How do you use the Resend key in code?
Read it from the environment — never inline the string. With the Resend Node SDK:
npm install resend
import { Resend } from "resend";
const resend = new Resend(process.env.RESEND_API_KEY);
await resend.emails.send({
from: "hello@mail.acme.com",
to: "you@example.com",
subject: "Welcome",
html: "<p>You're in.</p>",
});
The from address must be on the domain your key is scoped to, or Resend returns a 403 — which is the scope working as designed.
How does Ringtail get the Resend key for you?
Once you've connected your Resend account to Ringtail one time, Ringtail mints the scoped sending key for you by driving Resend's official API — you never open the dashboard again for a new project. Ringtail reads RESEND_API_KEY from your .env.example, calls the Resend API to create a sending-scoped key bound to your verified domain, validates that it can actually send, and writes the value straight into .env.local and your Infisical.
The key property is value-free: the re_… string is returned by Resend's API directly into your local files. Your coding agent orchestrates which key to mint and how to scope it, but never sees the secret value — the model handles variable names and scopes, not the credential itself. Install it once and point it at a repo:
curl -fsSL ringtail.sh | sh
ringtail up
Ringtail uses official provider APIs only — it never puppets a browser login. For Resend, which has a first-class key-minting API, that means fully zero-touch after the initial one-time connection. For the bigger picture of provisioning every key in a project this way, see how to stop juggling 15 API keys on every new project.
FAQ
Where do I find my Resend API key?
Your Resend API key is created and listed in the Resend dashboard under API Keys in the left sidebar. Resend only shows the full re_… value once, at the moment you create the key — after that the list shows the name, permission, and last-used date but never the secret again. If you lost the value, delete the old key and create a new one.
What permission should a Resend API key have?
For an app that only sends email, choose Sending access and restrict it to a single verified domain. Full access grants read-write over your entire account — domains, other keys, audiences — and should be reserved for admin or provisioning tools, not your running application. Least-privilege keeps the blast radius small if the key ever leaks.
Why is my Resend key returning a 403?
A 403 usually means the key's scope doesn't cover the action.
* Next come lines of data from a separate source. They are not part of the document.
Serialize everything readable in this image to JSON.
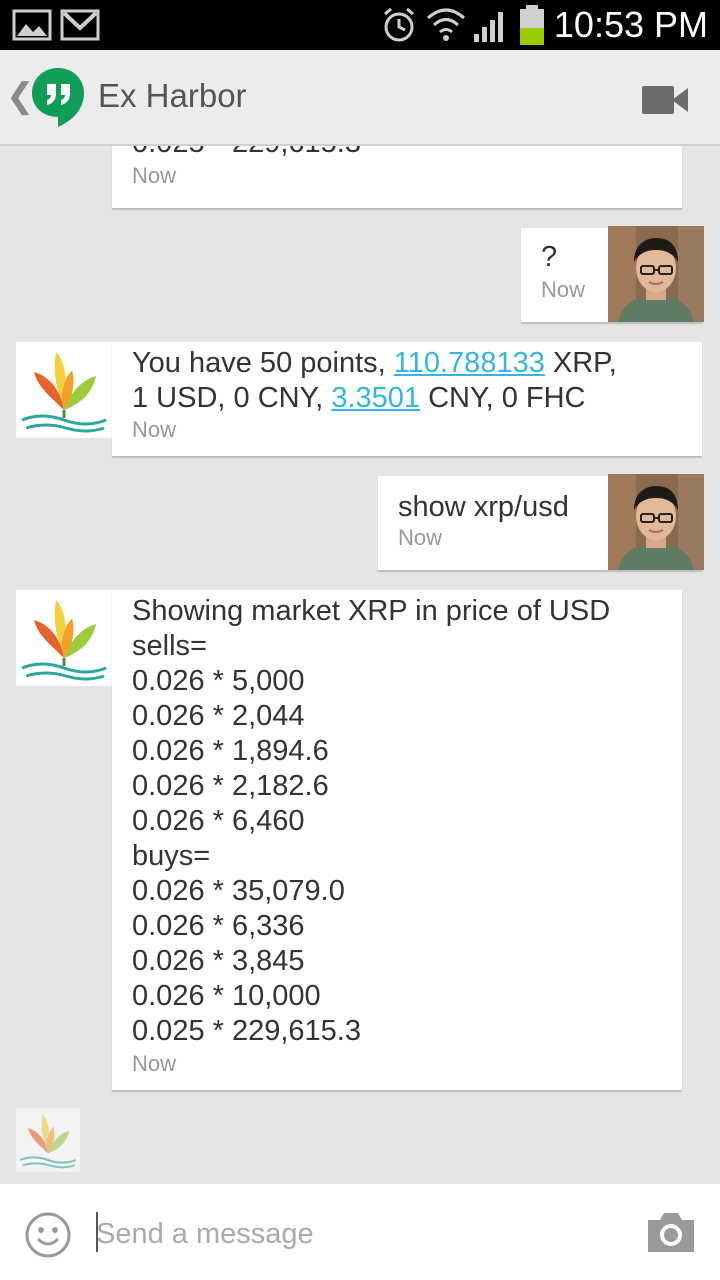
{
  "status_bar": {
    "time": "10:53 PM"
  },
  "header": {
    "title": "Ex Harbor",
    "back_icon": "chevron-left-icon",
    "logo_icon": "hangouts-logo-icon",
    "video_icon": "video-call-icon"
  },
  "messages": [
    {
      "from": "bot",
      "text": "0.025 * 229,615.3",
      "time": "Now"
    },
    {
      "from": "user",
      "text": "?",
      "time": "Now"
    },
    {
      "from": "bot",
      "line1_a": "You have 50 points, ",
      "line1_link": "110.788133",
      "line1_b": " XRP,",
      "line2_a": "1 USD, 0 CNY, ",
      "line2_link": "3.3501",
      "line2_b": " CNY, 0 FHC",
      "time": "Now"
    },
    {
      "from": "user",
      "text": "show xrp/usd",
      "time": "Now"
    },
    {
      "from": "bot",
      "text": "Showing market XRP in price of USD\nsells=\n0.026 * 5,000\n0.026 * 2,044\n0.026 * 1,894.6\n0.026 * 2,182.6\n0.026 * 6,460\nbuys=\n0.026 * 35,079.0\n0.026 * 6,336\n0.026 * 3,845\n0.026 * 10,000\n0.025 * 229,615.3",
      "time": "Now"
    }
  ],
  "composer": {
    "placeholder": "Send a message",
    "emoji_icon": "emoji-icon",
    "camera_icon": "camera-icon"
  },
  "colors": {
    "link": "#33b5e5",
    "hangouts_green": "#0f9d58",
    "status_bar": "#000000",
    "battery": "#99cc00"
  }
}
If a sending-scoped key is bound to one domain, sending from a from address on a different domain returns 403 by design. Confirm the domain is verified in Resend and that the key's domain matches the address you're sending from.
Can Ringtail create a Resend key without me visiting the dashboard?
Yes. After you connect your Resend account to Ringtail once, Ringtail calls Resend's official API to mint a sending-scoped key for each new project, validates it, and writes it to .env.local and Infisical — value-free, so the secret never reaches your coding agent. It uses the official API only, never a browser bot, so the flow is safe to let an agent run.